Noting that it did not find it necessary to interfere in the matter or go into its merits, the top court’s bench led by Chief Justice Ranajn Gogoi, allowed senior advocate Raju Ramachandran to withdraw the petition moved by the Samastha Kerala Jamiat Ulema.
Ramachandran told the bench that the Muslim Women (Protection of Rights on Marriage) Ordinance, 2018, promulgated on September 19, was a “fraud on the Constitution” and that prosecutions under it “are not tenable in law.”
The petitioners had, in their plea, argued that the ordinance “is violative of Articles 14, 15 and 21 of the Constitution and, accordingly, requires to be struck down”. The petition also said that ordinance is “unconstitutional for failing to satisfy the mandatory requirements of Article 123 of the Constitution”. Article 123 enables promulgation of ordinances only in instances requiring “immediate action”. “The absence of emergent reasons negates any invocation of the provision,” it stated.

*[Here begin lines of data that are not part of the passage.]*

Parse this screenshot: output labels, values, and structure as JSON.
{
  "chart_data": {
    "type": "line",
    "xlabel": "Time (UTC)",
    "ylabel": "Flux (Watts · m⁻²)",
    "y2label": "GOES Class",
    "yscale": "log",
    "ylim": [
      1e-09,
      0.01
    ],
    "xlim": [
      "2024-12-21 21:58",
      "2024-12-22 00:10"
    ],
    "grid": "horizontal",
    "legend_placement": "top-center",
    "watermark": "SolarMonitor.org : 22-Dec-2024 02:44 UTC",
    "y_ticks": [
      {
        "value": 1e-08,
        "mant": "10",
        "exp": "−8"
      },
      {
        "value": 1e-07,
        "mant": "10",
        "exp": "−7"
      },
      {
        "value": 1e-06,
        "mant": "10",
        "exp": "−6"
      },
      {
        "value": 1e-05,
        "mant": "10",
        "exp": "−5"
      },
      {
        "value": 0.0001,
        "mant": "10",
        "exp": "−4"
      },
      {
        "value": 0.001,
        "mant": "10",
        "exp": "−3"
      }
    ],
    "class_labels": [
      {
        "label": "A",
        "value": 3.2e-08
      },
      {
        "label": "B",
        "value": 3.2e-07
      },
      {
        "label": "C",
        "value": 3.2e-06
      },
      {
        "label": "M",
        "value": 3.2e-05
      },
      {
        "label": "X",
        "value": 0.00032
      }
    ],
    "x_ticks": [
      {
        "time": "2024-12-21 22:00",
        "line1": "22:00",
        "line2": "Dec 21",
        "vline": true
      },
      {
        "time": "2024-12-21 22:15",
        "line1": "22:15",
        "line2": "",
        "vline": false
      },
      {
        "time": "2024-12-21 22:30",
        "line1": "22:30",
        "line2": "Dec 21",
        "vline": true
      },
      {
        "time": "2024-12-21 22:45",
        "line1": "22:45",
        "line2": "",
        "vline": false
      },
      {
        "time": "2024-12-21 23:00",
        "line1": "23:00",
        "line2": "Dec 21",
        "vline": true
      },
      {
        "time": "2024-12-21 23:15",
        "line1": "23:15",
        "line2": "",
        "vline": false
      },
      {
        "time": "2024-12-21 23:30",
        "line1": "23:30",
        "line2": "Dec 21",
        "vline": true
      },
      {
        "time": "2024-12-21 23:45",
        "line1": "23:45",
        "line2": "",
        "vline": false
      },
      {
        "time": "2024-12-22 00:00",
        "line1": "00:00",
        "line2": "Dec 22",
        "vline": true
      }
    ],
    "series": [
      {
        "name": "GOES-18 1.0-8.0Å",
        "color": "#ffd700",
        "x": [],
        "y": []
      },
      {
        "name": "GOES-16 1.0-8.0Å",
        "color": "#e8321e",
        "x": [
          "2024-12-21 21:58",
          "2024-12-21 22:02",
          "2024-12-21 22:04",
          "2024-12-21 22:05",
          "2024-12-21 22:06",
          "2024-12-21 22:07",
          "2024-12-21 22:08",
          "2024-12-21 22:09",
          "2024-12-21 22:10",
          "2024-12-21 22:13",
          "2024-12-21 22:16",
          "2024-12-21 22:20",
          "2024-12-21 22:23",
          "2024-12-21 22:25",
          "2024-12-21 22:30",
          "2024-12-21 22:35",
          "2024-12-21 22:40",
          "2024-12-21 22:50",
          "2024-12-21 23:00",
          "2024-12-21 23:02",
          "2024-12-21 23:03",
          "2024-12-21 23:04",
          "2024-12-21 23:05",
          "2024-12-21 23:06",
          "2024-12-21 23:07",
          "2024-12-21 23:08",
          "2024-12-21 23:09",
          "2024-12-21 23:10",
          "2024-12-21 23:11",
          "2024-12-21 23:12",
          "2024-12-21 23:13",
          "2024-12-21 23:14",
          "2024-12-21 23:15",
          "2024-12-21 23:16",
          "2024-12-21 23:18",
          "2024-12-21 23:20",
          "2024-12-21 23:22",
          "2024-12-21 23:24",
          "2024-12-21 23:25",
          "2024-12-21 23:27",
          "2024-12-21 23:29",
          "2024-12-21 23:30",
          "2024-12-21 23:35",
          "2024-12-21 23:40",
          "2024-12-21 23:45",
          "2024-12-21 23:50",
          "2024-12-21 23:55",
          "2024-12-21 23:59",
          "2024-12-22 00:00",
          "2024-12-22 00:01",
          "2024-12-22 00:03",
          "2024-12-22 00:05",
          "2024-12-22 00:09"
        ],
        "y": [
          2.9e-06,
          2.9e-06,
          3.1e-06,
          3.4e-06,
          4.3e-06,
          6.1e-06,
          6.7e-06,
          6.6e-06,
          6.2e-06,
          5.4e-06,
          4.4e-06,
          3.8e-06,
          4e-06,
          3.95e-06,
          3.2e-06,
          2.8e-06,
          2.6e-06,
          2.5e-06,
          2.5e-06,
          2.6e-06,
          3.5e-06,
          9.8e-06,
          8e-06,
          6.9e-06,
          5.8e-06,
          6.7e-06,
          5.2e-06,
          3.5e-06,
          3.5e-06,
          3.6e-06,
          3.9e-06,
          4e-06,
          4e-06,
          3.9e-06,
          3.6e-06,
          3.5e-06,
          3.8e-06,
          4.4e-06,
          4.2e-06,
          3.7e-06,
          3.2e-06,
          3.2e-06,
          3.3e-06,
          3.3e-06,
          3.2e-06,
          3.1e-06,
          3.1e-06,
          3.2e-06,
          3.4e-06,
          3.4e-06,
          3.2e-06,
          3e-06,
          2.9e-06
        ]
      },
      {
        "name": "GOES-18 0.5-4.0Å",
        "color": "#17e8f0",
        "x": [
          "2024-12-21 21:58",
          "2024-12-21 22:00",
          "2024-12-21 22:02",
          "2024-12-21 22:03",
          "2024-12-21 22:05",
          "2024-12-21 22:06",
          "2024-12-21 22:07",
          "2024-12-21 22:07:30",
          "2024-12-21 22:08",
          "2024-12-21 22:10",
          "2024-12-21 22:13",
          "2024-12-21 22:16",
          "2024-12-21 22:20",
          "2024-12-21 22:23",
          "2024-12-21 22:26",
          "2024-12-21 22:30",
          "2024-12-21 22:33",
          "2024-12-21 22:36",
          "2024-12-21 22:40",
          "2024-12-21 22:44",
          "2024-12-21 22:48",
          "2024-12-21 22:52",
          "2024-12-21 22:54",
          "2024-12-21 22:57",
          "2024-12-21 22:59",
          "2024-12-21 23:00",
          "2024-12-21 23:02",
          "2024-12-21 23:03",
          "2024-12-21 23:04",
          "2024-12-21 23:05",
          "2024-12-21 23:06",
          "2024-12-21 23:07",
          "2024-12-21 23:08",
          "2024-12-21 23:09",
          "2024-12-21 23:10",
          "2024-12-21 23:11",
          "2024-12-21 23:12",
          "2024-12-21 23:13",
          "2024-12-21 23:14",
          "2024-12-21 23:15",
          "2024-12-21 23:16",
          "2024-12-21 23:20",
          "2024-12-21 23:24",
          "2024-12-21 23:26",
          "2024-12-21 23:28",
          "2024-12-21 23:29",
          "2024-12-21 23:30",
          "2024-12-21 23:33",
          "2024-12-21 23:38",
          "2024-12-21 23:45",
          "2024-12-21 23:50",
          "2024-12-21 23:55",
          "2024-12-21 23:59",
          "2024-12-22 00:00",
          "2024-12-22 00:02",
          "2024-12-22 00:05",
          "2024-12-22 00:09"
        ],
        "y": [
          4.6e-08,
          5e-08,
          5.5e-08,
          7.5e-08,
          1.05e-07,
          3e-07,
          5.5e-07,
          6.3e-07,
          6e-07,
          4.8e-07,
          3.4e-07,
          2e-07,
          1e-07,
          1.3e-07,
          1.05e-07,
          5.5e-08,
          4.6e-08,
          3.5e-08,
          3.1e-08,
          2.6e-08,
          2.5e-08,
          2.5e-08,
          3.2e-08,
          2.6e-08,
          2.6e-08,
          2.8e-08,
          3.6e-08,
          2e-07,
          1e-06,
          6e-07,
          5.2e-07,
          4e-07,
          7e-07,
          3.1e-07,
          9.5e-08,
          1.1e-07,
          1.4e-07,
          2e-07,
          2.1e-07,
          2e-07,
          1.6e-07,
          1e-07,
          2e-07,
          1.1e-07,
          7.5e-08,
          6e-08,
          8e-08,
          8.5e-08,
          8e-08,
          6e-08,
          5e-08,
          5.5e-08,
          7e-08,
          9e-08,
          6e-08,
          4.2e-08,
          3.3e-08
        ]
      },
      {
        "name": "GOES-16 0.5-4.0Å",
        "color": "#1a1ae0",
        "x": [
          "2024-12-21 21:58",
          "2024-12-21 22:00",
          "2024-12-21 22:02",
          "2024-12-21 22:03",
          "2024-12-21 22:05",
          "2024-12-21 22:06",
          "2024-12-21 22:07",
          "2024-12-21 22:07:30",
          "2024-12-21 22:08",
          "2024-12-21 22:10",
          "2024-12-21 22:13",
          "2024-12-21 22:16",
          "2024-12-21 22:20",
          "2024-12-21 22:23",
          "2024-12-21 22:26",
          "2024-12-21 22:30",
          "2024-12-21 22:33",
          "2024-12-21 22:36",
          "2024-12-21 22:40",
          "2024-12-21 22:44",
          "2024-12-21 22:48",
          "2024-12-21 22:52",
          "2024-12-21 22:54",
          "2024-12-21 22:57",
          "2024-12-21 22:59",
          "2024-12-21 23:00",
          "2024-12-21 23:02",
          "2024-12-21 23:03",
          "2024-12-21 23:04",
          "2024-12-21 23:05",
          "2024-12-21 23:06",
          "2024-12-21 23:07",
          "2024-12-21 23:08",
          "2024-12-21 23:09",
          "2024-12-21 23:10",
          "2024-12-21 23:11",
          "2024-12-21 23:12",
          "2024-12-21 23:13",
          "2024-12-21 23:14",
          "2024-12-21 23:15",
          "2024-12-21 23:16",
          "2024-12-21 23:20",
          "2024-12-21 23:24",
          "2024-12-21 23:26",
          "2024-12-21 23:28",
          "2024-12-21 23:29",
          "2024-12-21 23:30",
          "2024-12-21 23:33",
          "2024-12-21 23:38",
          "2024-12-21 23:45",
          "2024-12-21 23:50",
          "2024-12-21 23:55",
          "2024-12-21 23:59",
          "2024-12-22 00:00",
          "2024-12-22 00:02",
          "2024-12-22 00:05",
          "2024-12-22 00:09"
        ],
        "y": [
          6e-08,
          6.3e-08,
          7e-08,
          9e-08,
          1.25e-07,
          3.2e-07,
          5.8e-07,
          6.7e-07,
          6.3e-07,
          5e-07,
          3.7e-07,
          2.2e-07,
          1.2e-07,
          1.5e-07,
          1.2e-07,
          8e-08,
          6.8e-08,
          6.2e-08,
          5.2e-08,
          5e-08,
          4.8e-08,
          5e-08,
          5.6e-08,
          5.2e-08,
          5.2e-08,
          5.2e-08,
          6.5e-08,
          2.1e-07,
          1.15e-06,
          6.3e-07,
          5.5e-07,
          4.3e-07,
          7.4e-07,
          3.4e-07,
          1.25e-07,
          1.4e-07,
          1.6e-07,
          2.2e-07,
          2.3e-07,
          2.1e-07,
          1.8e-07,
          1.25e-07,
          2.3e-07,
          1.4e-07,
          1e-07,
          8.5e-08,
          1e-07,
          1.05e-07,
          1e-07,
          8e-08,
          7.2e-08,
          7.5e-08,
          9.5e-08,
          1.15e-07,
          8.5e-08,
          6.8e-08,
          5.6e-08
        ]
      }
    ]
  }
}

The Muslim Women (Protection of Rights on Marriage) Ordinance, 2018, was signed by President Ram Nath Kovind on September 19, hours after it was approved at a meeting of the Union Cabinet chaired by Prime Minister Narendra Modi. Union Minister for Law and Justice Ravi Shankar Prasad had said there was an “overpowering urgency” and a “compelling necessity” to bring the ordinance as the practice continued unabated despite the Supreme Court order in 2017.
The Supreme Court in August 2017 had set aside the practice of instant triple talaq or talaq-e-biddat in a landmark 3-2 verdict.